If I’m thinking correctly, a right cross would be where you slip a stitch to a cable needle and hold it in back, knit one, then purl from the cable needle.

The left cross would be holding a stitch to the front, purling one, and then knitting the held stitch.

Hi!
I have made this sweater a couple of times now. Let me see if I can explain the way I did these stitches; which are, by the way, decorative stitches for the edging around the neck and down the front edges of the sweater. For the LCS, insert the right needle into the back of the second stitch on the left needle and put the working yarn around as if to knit. Pull the yarn up through the stitch as knitting but do not put onto the right needle as usual; insert the right needle, which now hold the knitted second stitch into the front of the FIRST stitch on the left needle as if to knit and pull the yarn around it as knitting and then transfer BOTH stitches to the left needle. You have knitted them both, one from the back and one from the front, and if you did this correctly you will end up with two knitted stitches on your right needle. You are just knitting them “out of order” and knitting the second stitch in the back and not the usual way in the front. Is that clear at all??? The RCS is just the same idea except you knit the second stitch on the left needle from the front and then the first stitch in the usual manner. This, in essence, crosses the second stitch over the first one also. After you do a few of these you will see the pattern of it and how it makes this sort of “bumpy” border that is really very pretty. You are just knitting out of order and one from the front and one from the back. I wish I could show you!! If you have the original number (2) on the right needle then you have done it right; you don’t want to add a stitch thus throwing off you cast on amount. Hope that helped. The sweater is really cute and once you finally get this it makes sense.
Sop 1
aka Susan in NC

I apologize, I found a gross error in my instructions! You transfer BOTH stitches to the RIGHT needle just like regular knitting; NOT to the left needle. You just put them both on the right needle after you have knitted them both out of order. That process crosses them. So sorry to further add to your confusion. Once again; you knit them out of order off of the left needle onto the right needle (English style knitting) as you normally do with plain old knitting.
Susan

OK, that would be right and left twists.

Thanks so much for your help. I still have a question though. What about the loops that are hanging there after you drop the two original stitches? Since I am on the 1st row, when I tried tugging on them it unraveled my cast-on row.

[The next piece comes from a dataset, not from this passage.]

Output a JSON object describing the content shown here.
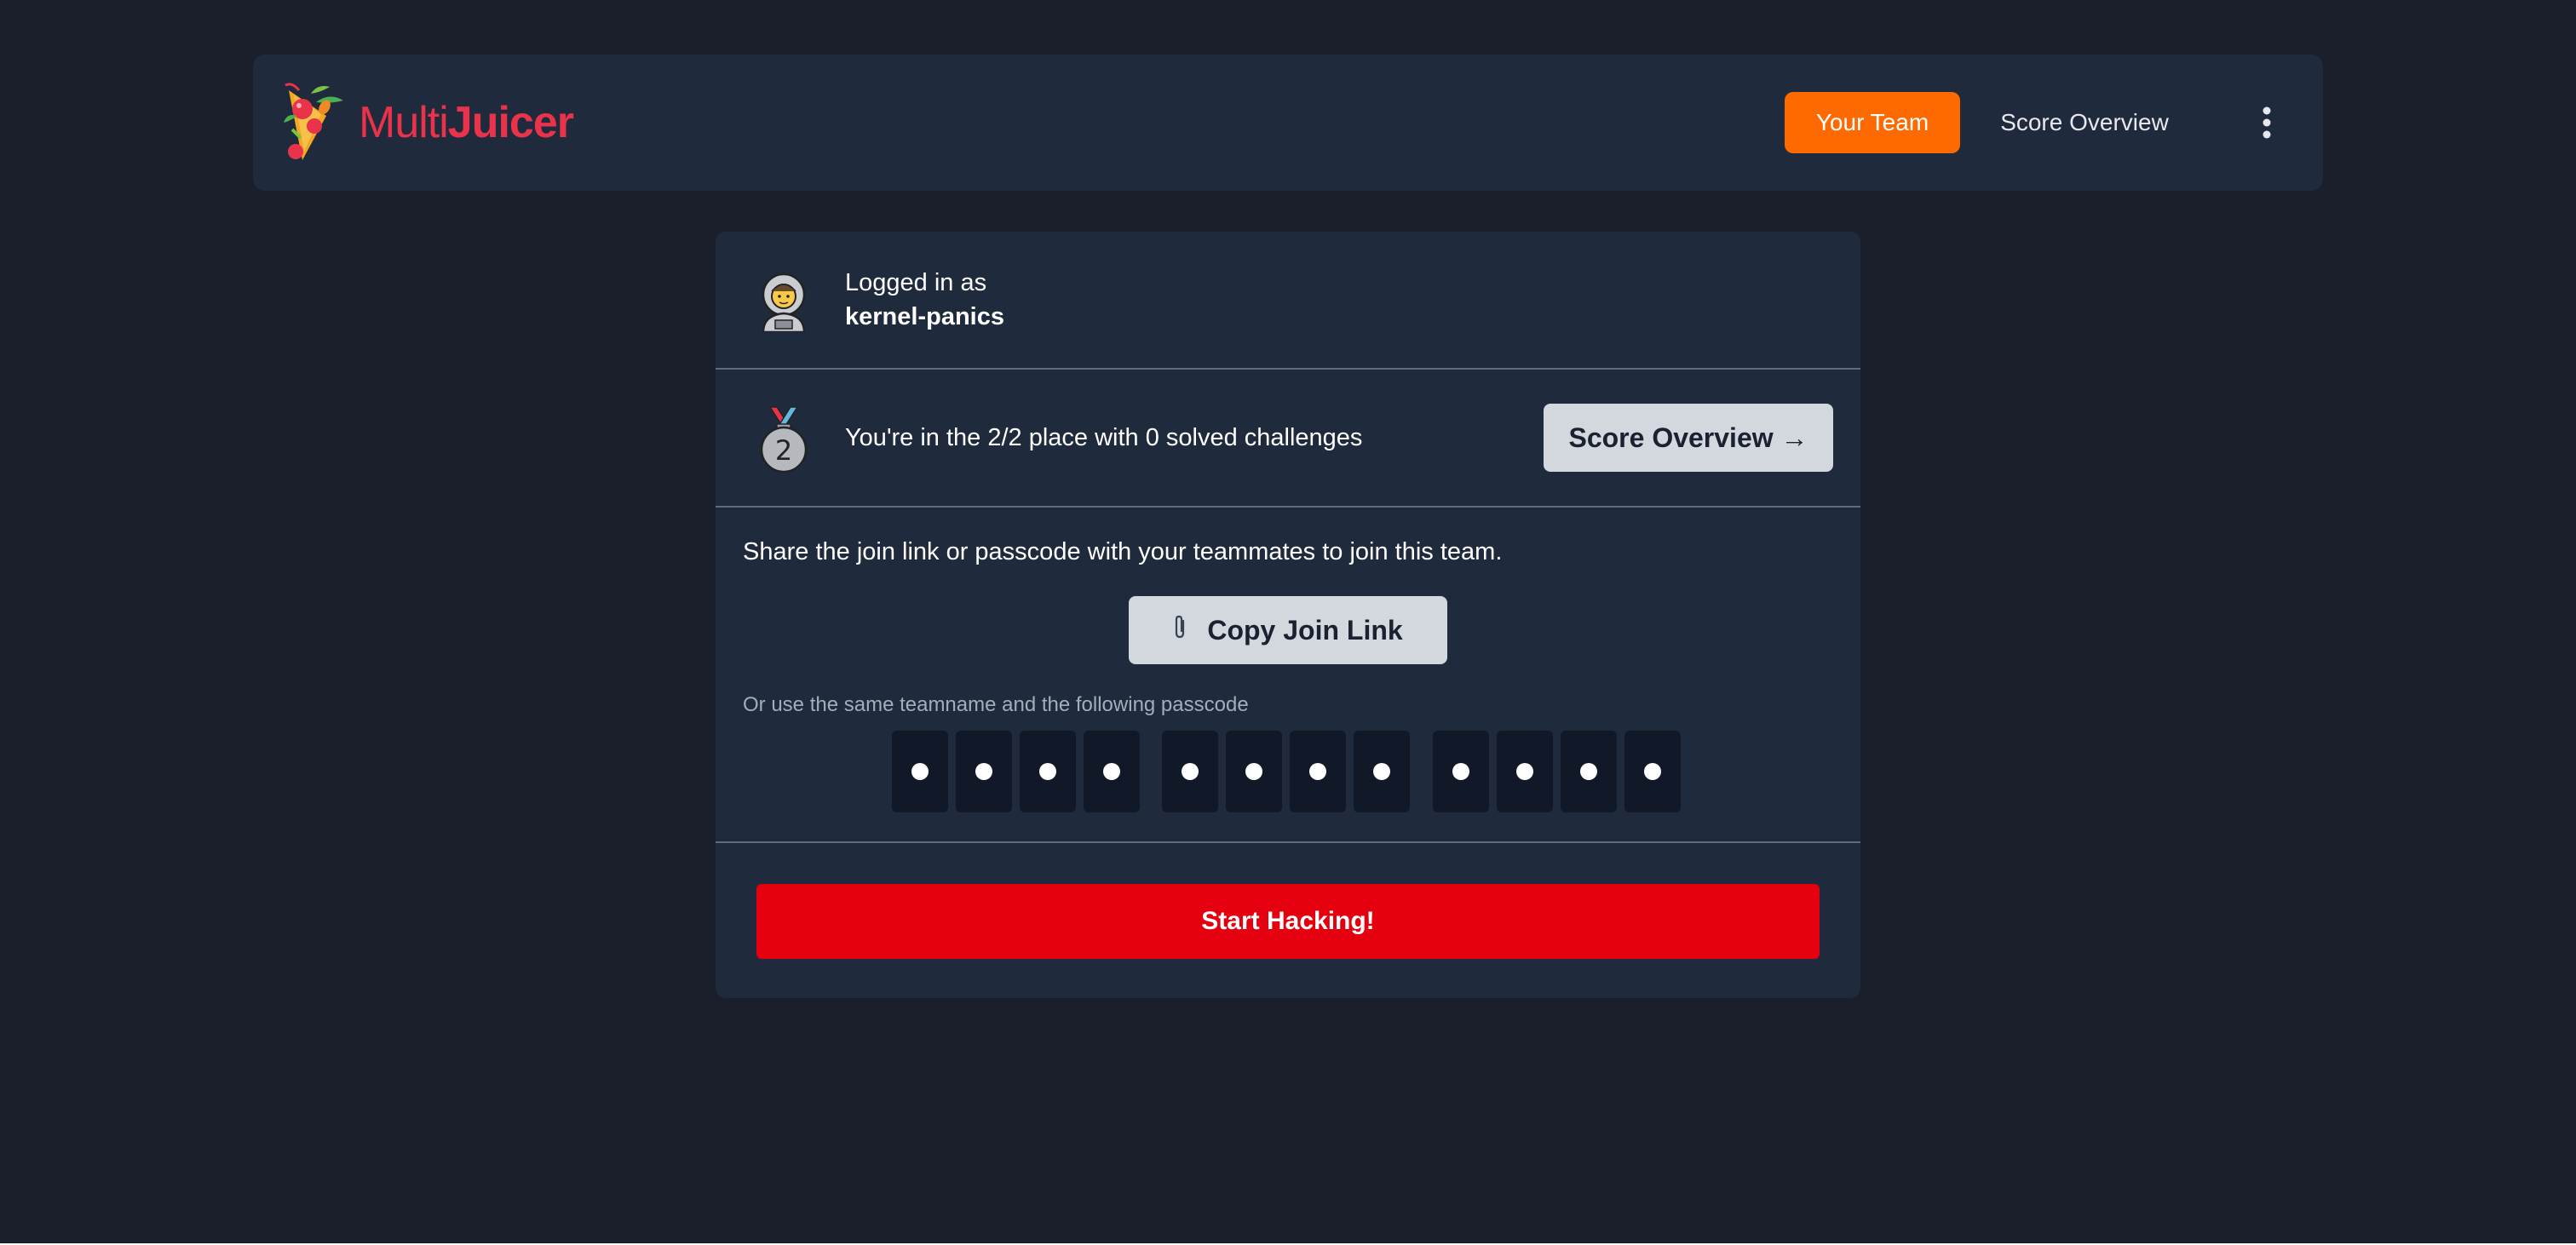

You don’t drop them off, you just knit them out of order. After you knit the second and then the first stitch, you’ll have 2 stitches on your right needle instead of the normal one, and will slide the two off the left needle as normal–not drop them.

Dropping them off the needle is how you take them off like you do when you knit them normally. They’re not loops because you’ve already made a stitch out of them.

I thank you profusely!:muah: I think I am getting this now. Will let you know how it goes later when I have the chance to sit down with my knitting.

Im new at this. I dont even know if im doing this right. I need to know what to do on a left cross over stitch when it says to wrap the yarn around the needle twice on the purls.